On our first visit to Australia, in 2010, we visited this special region in the northeast of Queensland.
Cape Tribulation, about 140 km north of Cairns, is special because it is the only place in the world where two World Heritage Listed sites come together: the Daintree Rainforest and the Great Barrier Reef.
To get there is an easy ride from Cairns along the coastline. Passing some pleasant coastal towns, like Palm Cove and Port Douglas, enjoying the sea breeze. If you ‘re planning to dip your feet in the sea: only do this in defined zones with nets to protect you against stingers and jelly boxes (they are extremely deathly!).
The drive takes you closer and closer to the jungle, through the little but pleasant town of Mossman and the cane fields.
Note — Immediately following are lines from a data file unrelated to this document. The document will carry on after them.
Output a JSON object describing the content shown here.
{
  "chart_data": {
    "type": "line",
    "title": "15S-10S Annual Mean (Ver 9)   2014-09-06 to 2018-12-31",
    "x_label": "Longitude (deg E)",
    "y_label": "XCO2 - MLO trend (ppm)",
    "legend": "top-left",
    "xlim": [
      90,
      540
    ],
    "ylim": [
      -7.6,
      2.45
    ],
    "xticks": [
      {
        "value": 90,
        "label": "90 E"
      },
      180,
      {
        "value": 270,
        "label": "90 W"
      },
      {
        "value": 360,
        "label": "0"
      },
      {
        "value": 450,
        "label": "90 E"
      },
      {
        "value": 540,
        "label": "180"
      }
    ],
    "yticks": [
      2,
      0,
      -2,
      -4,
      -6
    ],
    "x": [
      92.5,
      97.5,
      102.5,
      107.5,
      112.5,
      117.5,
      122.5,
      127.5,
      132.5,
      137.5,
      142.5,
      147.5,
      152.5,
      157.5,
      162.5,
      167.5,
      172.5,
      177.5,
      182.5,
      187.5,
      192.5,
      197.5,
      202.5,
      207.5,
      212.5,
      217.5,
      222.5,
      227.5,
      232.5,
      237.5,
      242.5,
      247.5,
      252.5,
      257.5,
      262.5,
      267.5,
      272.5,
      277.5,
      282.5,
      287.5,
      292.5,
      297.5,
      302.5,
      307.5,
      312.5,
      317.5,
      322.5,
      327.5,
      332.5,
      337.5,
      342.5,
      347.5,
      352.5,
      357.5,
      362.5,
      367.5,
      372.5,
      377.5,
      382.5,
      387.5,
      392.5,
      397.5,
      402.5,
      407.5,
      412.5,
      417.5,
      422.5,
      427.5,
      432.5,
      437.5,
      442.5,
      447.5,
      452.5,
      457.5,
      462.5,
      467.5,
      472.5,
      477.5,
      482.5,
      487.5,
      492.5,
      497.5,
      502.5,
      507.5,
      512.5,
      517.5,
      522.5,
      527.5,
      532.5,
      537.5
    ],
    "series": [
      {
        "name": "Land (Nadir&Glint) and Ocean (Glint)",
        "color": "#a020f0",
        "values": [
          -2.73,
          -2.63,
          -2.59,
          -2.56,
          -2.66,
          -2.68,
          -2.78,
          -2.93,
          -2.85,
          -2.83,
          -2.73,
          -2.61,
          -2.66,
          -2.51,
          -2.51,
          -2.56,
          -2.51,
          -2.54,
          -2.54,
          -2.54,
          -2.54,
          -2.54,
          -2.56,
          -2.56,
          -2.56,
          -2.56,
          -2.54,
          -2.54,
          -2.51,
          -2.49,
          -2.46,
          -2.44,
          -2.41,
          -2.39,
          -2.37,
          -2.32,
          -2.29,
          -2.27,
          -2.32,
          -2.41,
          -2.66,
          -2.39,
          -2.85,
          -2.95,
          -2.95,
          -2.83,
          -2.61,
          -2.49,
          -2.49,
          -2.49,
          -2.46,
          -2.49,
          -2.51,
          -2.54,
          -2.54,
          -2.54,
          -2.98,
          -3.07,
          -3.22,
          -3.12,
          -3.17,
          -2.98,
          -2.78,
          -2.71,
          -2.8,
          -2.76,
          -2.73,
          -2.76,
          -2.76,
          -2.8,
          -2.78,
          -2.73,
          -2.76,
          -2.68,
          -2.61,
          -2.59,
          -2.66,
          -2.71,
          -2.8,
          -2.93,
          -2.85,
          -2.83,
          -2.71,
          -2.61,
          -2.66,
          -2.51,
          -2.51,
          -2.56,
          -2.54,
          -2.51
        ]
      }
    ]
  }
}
Once you’ve crossed the Daintree River with an old school cable ferry – mind you: salt crocs call this river home J – you arrive in history. The Daintree National Park hides the oldest rainforest in the world – 120 million years young! Unfortunately we didn’t spot the cassowary, a huge flightless bird that only lives here and in New Guinea. But we got a teddy bear cassowary as wedding present J These birds are extremely important for the persistence of the rain forest, since they are fruit eaters and thus spread the seeds of plants.
If you’d like to travel further north via the Bloomfield Track to Cooktown and beyond to Cape York, you’ll need a 4×4. Bitumen ends here and the road is impassable after rain.
Before heading back inland we passed Tully, famous for the giant Gumboot (which you can climb). This region bulks plantations: bananas, sugar cane, tea. They have it all here.
Unfortunately they also have big spiders… the size of your hand – and one of us is feared to death of spiders … So that’s the reason only one of us saw the famous Curtain Fig Tree in the Atherton Tablelands from a very short distance (a big spider had made her web over the board walk). These trees are special though. They develop when a seed of a fig tree is deposited in the host tree. The roots reach the soil and the fig develops and strangles the host tree. This host tree falls into a neighbouring tree and vertical roots from the fig tree descend to the ground. This is the stage where the curtain is formed. The host tree rots away. Pretty amazing! The Atherton Tablelands are unique too. The swamps and termite mouths contrast heavily with the tropical landscape of rainforest and plantations. And then we even haven’t seen the Lava Tubes!
It is quite easy to sea why this region is so beautiful!